You can read an extensive review of iOS 9 over at Ars Technica that gives you tremendous insight into every nook and cranny of the operating system. Or you can read a single, half-baked comment about iOS 9 that I wrote right here. Is it really a choice? Here goes.

I wasn’t particularly excited about Apple’s decision to displace Helvetica Neue with San Francisco, the company’s new bespoke typeface, in this latest version of the operating system. When I installed the beta for iOS 9, seeing it everywhere felt somehow wrong, like I was holding an Android device instead. It’s no secret that I’m a deeply committed Helvetica partisan, so it was painful, in fact, to see it replaced.
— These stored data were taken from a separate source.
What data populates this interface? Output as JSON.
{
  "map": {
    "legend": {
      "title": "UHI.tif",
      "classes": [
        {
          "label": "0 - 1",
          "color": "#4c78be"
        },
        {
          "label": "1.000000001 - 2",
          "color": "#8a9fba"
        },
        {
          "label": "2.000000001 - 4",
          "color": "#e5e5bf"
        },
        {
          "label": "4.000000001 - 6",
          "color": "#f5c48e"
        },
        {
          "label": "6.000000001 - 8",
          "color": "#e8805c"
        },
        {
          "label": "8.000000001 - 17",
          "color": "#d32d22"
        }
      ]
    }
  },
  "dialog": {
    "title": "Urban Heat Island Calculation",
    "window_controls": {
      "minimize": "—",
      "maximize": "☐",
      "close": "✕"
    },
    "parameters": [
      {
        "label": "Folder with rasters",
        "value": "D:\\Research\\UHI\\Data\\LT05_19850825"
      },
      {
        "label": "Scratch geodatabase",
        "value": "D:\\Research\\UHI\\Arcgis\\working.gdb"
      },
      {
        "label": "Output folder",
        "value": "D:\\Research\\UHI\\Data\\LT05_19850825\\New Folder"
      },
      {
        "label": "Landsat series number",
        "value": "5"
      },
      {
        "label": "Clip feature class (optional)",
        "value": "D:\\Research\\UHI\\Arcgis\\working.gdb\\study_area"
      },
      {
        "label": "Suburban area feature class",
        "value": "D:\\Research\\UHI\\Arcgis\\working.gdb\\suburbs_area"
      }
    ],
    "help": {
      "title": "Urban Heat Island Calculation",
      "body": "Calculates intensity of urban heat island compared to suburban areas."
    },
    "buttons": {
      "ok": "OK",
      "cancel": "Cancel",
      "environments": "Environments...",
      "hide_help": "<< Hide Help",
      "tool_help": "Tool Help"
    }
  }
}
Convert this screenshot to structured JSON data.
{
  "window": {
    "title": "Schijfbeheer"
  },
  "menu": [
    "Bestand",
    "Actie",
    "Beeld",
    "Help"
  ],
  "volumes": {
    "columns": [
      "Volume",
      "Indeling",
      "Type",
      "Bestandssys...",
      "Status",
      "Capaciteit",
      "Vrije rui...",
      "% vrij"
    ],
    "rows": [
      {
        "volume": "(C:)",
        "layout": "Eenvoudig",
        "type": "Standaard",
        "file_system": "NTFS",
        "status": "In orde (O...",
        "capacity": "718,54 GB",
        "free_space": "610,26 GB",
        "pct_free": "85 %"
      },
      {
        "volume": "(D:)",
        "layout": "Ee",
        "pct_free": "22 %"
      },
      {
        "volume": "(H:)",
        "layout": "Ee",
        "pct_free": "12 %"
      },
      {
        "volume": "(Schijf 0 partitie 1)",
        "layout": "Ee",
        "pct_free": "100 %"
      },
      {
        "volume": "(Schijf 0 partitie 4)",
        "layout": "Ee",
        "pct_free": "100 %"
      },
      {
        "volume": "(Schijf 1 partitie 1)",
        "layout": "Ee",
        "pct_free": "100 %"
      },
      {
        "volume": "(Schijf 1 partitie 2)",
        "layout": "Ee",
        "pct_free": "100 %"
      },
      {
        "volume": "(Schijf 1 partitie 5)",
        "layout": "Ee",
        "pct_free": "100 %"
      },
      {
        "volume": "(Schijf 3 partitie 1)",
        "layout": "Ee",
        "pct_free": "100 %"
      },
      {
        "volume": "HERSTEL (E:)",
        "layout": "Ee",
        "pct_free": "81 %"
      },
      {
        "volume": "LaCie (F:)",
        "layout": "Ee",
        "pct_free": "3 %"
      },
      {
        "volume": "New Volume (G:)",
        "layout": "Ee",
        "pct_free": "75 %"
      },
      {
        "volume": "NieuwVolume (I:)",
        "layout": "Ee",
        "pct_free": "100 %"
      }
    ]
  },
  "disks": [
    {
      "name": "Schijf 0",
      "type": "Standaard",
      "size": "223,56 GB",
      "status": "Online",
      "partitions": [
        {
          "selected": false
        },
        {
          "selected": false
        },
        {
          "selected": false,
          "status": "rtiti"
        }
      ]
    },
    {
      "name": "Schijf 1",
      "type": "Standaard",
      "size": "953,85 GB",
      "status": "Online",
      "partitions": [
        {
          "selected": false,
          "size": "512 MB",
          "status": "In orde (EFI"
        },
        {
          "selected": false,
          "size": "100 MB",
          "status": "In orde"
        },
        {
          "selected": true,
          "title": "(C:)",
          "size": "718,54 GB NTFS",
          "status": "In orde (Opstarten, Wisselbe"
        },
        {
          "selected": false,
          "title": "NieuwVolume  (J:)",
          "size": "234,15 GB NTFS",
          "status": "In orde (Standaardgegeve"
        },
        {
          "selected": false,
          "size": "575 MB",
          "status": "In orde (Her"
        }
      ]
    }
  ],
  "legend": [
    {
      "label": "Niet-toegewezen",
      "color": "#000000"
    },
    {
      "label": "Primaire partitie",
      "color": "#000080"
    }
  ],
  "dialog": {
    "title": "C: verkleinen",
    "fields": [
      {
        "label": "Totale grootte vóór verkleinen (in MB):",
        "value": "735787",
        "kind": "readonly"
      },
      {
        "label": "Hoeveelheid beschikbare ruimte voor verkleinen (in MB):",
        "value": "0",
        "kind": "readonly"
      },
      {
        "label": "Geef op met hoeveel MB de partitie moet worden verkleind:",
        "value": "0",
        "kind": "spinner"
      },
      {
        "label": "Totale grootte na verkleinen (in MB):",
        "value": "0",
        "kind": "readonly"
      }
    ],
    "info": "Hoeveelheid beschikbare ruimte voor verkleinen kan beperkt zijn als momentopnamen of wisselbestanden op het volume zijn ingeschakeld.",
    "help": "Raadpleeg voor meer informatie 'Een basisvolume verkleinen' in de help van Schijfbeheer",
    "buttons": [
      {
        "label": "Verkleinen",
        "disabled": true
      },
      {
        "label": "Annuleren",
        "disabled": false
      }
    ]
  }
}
But over the past weeks I’ve grown accustomed to San Francisco’s slightly more uniform characters and mildly boxier curves. The strangeness has dissipated—the new fonts seem now totally fine to me. I’m still not convinced that it’s a better solution than Helvetica Neue, but San Francisco pulls off a neat trick of being both more utilitarian and more casual at once. And I’ve started to feel an affection for it that I’ve never felt for Google’s Roboto fonts, which I regard to be its closest counterparts. Both type families are very good answers to the problem of maximizing legibility and brand distinctiveness on mobile platforms; for me, San Francisco is the more successful of the two.

There’s one small detail that irritates me, though. Well, a few small details: the character designs for San Francisco’s opening and closing quotes are barely distinguishable from one another. The opening forms are heavier at the bottom and the closing forms are heavier at the top, but the difference is hard to detect, and both are essentially the same slanted lines. Of course, having such similar shapes for these glyphs can be a valid aesthetic choice for certain typefaces intended for certain kinds of usages. It just seems odd to me that San Francisco, which was custom designed for maximum legibility on digital devices, made this particular choice.

San Francisco Quotes vs. Helvetica Neue Quotes

Comparing its quotes alongside Helvetica Neue’s quotes, I can’t help but feel that this was a misfire. Aesthetically, San Francisco’s quotes do look sharper, it’s true, but they feel colder and less thoughtful to me. Helvetica Neue’s quotes, I think it’s safe to say, are far more legible and for me much more elegant.

Of course, most things look better in Helvetica Neue to me anyway, so take that for what it’s worth.